The name Chronos comes from the Greek god of time, which is likely to do with Macross 30’s timeline spanning narrative and setting. It’s also an apt name for pretty much any Macross variable fighter toy, as to transform them properly you want to take your time. Whilst this is currently the most advanced Macross toy from Bandai in terms of engineering to date, it is still something that has to be handled with care.
This is not to say it is fragile, far from it, but the detailing and sculpt are of a very high standard. This means taking care to transform the YF-30 will pay dividends in keeping the toy in pristine condition. Thankfully, Bandai has thought the same and released two very helpful videos on how to transform the toy.
As this is a chogokin, you can expect a good amount of sturdy diecast throughout the toy. This is especially true for the crucial inner joints used in transformation. Considering the amount of effort that has clearly gone into getting the transformation right, we hope Shoji Kawamori would be proud. In any case, on with the review!

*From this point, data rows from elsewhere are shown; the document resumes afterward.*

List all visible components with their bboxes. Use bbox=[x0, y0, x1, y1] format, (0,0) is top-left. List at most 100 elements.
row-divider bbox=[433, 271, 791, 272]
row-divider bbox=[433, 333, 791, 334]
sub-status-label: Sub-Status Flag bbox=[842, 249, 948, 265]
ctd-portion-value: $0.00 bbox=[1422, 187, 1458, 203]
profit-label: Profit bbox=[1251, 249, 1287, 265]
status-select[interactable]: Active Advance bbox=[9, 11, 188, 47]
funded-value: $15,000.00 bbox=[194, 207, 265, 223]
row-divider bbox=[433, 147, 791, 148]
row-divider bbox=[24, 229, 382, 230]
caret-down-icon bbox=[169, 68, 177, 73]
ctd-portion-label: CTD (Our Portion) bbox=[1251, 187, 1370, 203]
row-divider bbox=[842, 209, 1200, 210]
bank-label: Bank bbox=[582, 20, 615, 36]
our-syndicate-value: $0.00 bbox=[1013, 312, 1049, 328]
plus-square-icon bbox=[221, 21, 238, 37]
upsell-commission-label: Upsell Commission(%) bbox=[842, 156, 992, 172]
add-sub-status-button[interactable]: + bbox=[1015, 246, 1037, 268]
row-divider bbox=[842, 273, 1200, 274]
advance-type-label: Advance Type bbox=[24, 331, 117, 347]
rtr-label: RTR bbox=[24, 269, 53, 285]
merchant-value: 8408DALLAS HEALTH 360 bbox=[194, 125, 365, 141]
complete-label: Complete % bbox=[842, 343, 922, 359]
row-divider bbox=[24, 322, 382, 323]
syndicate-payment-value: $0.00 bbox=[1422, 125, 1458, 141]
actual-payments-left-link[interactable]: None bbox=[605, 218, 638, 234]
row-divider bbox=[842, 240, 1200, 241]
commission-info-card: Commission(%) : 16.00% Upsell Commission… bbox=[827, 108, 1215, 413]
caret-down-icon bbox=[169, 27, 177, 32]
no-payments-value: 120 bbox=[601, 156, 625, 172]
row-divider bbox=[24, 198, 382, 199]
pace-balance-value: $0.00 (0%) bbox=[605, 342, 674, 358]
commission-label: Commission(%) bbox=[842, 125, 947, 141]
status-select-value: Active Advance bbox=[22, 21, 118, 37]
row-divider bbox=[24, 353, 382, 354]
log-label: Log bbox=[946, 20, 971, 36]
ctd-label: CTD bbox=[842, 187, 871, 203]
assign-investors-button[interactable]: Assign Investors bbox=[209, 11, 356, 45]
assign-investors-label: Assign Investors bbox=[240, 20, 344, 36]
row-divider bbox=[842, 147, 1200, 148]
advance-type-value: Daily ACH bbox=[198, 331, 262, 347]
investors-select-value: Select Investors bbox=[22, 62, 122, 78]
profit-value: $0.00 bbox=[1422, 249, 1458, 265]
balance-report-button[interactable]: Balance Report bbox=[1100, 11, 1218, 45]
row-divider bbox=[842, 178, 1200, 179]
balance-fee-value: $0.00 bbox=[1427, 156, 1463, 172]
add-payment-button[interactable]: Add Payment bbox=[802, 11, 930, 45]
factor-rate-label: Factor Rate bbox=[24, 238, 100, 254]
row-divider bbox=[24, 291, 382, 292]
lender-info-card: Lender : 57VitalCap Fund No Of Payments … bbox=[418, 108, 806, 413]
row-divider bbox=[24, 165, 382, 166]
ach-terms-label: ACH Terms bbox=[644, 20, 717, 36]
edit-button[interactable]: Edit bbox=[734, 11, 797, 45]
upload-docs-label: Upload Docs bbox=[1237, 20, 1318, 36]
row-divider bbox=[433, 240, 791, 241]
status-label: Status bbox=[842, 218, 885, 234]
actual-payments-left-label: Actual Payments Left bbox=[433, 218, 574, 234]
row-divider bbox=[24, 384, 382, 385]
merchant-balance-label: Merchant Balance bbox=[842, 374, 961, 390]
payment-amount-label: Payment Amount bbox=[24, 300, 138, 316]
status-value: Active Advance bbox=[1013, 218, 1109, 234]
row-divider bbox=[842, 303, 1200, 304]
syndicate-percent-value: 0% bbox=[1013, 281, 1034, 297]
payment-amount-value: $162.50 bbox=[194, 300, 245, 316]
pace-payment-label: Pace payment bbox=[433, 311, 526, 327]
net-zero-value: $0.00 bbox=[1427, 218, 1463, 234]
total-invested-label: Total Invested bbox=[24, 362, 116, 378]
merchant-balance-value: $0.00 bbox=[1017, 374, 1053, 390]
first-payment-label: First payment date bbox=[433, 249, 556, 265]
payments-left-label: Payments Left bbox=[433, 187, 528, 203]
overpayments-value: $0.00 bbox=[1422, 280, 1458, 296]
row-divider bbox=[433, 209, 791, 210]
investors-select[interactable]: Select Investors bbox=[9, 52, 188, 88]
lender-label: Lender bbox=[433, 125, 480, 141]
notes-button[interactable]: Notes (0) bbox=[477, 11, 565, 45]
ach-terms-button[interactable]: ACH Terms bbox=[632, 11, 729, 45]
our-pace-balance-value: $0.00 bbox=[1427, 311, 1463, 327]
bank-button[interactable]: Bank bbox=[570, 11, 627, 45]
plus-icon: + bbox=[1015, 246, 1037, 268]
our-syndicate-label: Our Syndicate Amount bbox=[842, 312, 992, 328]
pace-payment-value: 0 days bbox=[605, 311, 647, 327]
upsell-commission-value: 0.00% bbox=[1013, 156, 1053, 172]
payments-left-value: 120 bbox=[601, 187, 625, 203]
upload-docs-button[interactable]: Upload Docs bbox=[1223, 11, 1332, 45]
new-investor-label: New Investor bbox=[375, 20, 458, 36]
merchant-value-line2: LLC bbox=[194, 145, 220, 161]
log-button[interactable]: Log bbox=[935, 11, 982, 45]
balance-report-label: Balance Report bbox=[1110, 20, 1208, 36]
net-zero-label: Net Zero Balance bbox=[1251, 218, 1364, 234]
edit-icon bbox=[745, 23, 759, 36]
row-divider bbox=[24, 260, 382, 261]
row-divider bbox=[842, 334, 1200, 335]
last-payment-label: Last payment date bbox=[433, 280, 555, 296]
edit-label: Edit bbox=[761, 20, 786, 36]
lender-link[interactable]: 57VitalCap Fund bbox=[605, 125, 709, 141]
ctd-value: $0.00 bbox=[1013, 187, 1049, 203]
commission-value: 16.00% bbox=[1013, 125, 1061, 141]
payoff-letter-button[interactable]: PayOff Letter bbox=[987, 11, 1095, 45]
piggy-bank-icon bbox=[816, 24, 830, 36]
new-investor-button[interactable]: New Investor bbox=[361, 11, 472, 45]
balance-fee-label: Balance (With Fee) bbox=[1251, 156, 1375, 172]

Each of the modes are handled as per the game model, which is no real surprise as it’s very likely that the game assets were used in the creation of this toy. The sculpt is pretty much flawless, too. The detailing across the toy is also very good and the pilot figure is a nice, though somewhat basic, touch. The gunpod attaches to the missile pod at the rear and as such locks the missile pod down, as in game you can flip the missile pod up in fighter mode.
The interesting change in this design though is how the arms are handled. Normally on most variable fighters the arms fit between the legs. As the missile pod takes up that space, the arms now slide along the outside legs. To hide the hands, a compartment in the legs opens and the lower arms also clip into the wing. Hard points are present across both wings but currently there aren’t any missiles available to attach (though these will be likely released in a later webshop exclusive).

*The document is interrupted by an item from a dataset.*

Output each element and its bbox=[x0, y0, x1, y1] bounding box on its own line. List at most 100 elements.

In addition to various hands, some partially articulated, there is also a spare pair of antenna for the head. The gunpod also opens up into sniper mode, as per the game. The real party piece is the missile pod though. Both sides have individually opening hatches and the whole pod can be easily detached, too. The arm connector for the missile pod is almost entirely made of diecast, too, which is a good piece of design in regards to durability.
The new torso joint is also a nice touch and allows both GERWALK and battroid modes to strike some pretty novel poses. This is made even more awesome by the addition of a very capable stand, also included with the toy.
Overall this is a very well-made toy and despite its size and weight is still quite a sleek- looking figure once transformed. Even if you haven’t played the game the YF-30 Chronos has come from, this is probably the finest variable fighter toy Bandai has produced. It comes thoroughly recommended to any and all fans of Macross as well as toy collectors who appreciate quality engineering and sleek transformation sequences.